Ook die moet Ik leiden
en zij zullen naar mijn stem luisteren
en het zal worden: één kudde, één herder.
Enkel een boodschap die met hart en ziel gebracht wordt, brengt echte bevrijding. Geen ander verhaal, hoe slim het ook in elkaar zit, hoe diepzinnig het ook klinkt, kan dat. Als de boodschap niet met hart en ziel uitgedragen wordt, als je wezen niet meeneemt, als je er niet ten diepste mee verweven raakt – wordt het ook niet wat het moet zijn.
Jezus zegt dus ook niet: ze zullen luisteren naar mijn boodschap, ze zullen luisteren naar mijn programma, ze zullen luisteren naar mijn uitleg, naar mijn boek. Jezus schreef geen boek, want Jezus’ boodschap is ten diepste Jezus zelf. Hij is degene die je hoort. Hij is degene die je herkent aan zijn toewijding in hart en ziel. Dat kun je niet imiteren. Je kan niet doen alsof. Of althans, niet lang.
Kerk-zijn is dus maar ten dele het volgen van een leer of een kwestie van theologie. Die zijn er allemaal, ja, en ze zijn belangrijk, zeker. Maar je kan ze niet apartstellen, droogkoken en losmaken van de bezielde gemeenschap die ons draagt en die wij dragen.
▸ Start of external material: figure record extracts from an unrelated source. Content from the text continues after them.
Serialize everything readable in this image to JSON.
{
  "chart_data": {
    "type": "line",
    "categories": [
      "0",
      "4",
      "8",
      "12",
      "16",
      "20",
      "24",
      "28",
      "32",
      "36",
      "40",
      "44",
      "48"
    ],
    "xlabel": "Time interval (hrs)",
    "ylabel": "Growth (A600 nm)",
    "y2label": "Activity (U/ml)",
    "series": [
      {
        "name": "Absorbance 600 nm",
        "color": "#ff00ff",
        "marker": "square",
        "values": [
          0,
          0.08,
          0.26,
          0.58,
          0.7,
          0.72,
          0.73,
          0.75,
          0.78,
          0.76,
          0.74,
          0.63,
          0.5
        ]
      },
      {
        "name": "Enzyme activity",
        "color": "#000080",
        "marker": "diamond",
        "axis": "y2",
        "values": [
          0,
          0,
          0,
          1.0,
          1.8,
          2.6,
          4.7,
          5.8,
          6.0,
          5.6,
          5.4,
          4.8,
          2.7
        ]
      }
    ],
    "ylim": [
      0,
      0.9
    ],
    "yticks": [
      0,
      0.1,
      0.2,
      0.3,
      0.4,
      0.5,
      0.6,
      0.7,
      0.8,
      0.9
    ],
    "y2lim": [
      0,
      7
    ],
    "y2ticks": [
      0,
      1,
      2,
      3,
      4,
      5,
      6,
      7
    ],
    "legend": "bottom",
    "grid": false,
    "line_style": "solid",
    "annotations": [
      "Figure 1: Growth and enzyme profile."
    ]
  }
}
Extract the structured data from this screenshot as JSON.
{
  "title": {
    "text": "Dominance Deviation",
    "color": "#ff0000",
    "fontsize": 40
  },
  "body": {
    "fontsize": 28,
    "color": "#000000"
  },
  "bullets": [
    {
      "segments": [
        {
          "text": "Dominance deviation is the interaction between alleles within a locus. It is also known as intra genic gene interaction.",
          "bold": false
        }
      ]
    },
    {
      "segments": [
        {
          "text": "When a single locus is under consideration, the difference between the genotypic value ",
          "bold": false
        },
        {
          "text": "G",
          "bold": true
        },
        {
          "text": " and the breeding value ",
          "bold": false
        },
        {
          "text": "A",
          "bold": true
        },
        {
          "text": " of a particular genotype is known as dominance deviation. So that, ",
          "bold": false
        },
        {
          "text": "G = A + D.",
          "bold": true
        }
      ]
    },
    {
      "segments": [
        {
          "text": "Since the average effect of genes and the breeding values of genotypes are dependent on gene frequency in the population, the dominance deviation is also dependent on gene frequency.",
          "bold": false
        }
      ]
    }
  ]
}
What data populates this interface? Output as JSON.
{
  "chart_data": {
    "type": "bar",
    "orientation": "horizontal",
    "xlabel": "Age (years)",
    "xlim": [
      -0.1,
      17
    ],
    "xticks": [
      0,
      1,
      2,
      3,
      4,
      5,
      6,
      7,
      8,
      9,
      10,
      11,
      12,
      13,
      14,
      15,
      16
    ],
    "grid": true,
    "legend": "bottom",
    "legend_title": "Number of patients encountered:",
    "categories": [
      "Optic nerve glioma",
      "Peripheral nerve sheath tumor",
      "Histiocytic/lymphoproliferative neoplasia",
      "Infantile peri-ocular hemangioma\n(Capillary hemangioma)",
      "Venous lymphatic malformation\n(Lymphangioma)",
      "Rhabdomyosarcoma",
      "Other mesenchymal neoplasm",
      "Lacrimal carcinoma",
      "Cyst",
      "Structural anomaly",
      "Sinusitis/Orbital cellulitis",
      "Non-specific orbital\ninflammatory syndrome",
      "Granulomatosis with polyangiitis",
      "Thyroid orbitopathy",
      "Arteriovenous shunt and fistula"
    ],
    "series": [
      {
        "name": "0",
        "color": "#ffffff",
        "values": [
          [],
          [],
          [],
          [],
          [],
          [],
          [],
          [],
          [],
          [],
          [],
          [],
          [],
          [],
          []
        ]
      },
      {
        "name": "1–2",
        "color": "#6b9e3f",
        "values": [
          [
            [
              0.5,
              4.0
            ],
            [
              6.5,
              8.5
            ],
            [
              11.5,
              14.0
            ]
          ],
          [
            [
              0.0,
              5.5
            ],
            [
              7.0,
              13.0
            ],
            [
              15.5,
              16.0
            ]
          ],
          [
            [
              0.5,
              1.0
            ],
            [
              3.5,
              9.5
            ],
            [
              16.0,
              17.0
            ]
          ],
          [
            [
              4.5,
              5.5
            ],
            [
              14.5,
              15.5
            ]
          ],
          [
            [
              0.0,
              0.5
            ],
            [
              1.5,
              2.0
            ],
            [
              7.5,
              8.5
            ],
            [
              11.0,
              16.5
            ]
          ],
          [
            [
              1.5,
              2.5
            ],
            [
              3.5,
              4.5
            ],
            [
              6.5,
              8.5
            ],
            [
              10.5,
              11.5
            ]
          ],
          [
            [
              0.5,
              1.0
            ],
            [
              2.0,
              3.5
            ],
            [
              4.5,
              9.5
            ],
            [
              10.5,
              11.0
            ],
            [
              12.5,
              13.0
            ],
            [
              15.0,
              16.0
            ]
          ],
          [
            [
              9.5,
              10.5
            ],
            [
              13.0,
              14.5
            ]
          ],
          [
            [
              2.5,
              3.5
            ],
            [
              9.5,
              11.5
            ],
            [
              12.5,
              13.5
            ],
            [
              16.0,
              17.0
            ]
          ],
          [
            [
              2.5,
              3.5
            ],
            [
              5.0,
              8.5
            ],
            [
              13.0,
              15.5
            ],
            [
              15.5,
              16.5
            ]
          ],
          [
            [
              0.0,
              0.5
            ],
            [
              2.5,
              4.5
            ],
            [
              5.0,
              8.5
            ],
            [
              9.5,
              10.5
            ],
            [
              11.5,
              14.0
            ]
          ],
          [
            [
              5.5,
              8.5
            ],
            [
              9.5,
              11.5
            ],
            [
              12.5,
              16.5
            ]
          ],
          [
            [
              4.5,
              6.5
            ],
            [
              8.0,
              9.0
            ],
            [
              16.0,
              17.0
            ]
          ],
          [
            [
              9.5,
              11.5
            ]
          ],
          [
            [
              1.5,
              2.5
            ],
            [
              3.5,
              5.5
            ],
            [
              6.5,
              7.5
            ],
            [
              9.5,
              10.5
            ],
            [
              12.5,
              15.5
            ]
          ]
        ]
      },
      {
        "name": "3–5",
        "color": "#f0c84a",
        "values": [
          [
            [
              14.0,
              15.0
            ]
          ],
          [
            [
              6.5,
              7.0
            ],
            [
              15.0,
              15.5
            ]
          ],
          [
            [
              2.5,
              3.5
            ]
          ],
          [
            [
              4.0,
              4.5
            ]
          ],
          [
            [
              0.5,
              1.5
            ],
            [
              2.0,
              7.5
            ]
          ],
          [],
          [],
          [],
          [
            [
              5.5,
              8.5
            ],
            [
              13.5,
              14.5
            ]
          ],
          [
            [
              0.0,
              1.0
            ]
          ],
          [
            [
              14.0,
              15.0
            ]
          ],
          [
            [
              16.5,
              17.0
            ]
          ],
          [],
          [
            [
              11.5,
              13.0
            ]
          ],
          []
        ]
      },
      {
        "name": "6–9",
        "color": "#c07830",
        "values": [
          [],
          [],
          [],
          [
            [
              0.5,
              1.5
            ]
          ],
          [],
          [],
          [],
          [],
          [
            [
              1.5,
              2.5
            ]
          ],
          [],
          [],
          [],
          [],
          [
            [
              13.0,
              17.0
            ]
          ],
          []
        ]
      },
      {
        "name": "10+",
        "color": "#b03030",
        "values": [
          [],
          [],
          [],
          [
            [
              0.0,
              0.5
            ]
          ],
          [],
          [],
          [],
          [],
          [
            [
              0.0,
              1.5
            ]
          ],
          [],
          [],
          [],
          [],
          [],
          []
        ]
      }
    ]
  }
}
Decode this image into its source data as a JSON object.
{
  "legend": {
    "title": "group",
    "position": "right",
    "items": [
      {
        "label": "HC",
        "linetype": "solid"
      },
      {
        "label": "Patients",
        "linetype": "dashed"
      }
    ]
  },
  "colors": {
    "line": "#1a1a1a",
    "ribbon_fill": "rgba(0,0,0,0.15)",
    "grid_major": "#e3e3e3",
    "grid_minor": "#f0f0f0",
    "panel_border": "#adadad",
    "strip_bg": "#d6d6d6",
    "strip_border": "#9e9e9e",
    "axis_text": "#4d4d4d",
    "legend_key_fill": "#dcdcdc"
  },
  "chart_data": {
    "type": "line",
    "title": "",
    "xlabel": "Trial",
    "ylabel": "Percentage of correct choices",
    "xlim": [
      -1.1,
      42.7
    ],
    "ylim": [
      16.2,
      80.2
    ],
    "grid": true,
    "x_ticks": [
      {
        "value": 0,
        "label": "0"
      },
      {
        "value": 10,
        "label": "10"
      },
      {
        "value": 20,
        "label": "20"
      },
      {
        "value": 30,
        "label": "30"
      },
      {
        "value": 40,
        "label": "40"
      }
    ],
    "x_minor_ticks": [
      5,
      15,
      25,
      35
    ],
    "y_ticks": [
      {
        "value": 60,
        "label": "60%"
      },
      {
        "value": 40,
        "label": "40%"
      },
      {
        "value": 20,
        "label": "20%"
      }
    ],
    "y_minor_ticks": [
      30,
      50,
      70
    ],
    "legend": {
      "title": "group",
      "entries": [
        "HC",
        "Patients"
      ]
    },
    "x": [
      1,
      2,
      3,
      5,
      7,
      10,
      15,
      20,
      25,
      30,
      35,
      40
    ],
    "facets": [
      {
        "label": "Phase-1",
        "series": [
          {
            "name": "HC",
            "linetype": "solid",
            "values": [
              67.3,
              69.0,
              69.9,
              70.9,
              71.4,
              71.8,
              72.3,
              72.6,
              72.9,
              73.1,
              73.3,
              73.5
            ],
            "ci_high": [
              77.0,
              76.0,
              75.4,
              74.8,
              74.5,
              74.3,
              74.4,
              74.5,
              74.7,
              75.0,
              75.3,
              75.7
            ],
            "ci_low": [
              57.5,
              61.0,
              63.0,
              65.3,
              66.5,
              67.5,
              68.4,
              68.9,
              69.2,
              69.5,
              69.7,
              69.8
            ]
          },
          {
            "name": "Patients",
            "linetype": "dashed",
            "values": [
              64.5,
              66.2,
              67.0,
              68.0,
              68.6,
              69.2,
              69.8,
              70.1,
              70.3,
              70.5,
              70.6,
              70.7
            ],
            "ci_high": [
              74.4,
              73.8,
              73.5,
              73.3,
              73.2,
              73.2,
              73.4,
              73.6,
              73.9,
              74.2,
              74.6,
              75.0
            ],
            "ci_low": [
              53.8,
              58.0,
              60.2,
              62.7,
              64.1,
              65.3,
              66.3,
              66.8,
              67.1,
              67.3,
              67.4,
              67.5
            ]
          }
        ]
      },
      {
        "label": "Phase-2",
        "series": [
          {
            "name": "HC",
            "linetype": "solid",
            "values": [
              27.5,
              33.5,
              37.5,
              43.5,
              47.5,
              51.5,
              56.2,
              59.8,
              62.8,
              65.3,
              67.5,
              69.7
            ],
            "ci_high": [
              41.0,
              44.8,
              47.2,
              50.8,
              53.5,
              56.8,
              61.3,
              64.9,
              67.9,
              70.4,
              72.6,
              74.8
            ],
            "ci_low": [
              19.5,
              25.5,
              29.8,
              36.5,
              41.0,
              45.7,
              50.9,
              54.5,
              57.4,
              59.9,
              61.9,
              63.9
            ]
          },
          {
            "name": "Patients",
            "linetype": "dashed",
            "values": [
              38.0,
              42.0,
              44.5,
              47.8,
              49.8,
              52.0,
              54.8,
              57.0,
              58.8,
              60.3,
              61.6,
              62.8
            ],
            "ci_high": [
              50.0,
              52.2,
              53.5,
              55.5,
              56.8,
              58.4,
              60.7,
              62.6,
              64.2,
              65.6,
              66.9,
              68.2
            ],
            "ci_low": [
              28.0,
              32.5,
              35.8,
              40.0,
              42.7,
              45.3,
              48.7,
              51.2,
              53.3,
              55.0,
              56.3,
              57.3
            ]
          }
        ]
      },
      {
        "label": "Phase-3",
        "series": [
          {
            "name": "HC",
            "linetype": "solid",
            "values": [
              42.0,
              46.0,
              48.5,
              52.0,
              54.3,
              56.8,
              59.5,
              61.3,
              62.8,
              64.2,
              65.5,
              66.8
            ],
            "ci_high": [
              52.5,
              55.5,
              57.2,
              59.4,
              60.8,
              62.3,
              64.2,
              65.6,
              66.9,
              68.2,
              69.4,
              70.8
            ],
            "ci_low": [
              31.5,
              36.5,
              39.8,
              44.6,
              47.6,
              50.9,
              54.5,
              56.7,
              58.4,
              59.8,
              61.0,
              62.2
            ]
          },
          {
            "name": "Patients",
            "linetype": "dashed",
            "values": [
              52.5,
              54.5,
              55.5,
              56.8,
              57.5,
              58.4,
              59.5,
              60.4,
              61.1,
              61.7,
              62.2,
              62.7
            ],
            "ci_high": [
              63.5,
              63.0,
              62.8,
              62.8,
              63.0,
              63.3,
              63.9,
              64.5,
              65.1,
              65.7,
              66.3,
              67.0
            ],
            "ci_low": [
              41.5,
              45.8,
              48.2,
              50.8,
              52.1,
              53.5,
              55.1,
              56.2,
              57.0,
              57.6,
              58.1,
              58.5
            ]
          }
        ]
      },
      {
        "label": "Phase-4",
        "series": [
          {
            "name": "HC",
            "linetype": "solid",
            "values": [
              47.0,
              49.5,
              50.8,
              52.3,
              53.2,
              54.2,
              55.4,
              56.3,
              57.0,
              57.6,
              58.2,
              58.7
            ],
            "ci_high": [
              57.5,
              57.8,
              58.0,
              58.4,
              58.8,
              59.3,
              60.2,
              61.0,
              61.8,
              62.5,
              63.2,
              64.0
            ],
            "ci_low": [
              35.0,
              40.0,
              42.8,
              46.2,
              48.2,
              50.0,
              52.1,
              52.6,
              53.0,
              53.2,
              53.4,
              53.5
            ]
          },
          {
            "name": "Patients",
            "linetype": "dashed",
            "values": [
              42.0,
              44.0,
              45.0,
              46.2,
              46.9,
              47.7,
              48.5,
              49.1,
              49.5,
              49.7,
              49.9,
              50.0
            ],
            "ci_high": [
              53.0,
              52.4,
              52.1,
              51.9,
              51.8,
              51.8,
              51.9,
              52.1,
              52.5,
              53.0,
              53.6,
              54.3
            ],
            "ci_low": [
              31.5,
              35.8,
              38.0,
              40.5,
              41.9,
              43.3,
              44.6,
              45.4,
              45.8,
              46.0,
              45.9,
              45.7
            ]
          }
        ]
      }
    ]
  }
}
Als we dat toch doen dan wordt hetgeen waar wij voor staan één leer onder velen. Een zoveelste boek op de grote plank “Spiritualiteit en Zelfhulp” bij de boekwinkel.
Nee. Wij allen hebben zijn stem gehoord, Jezus’ stem. Op de één of andere manier. Niemand op exact dezelfde manier. Uit welke schaapstal wij ook komen, wij zijn geroepen. Jezus roept ons als leden van zijn kerk. De één door het noemen van zijn naam, de ander door het breken van het brood, de derde door een aanraking. Hij blijft roepen, opdat wij Hem volgen.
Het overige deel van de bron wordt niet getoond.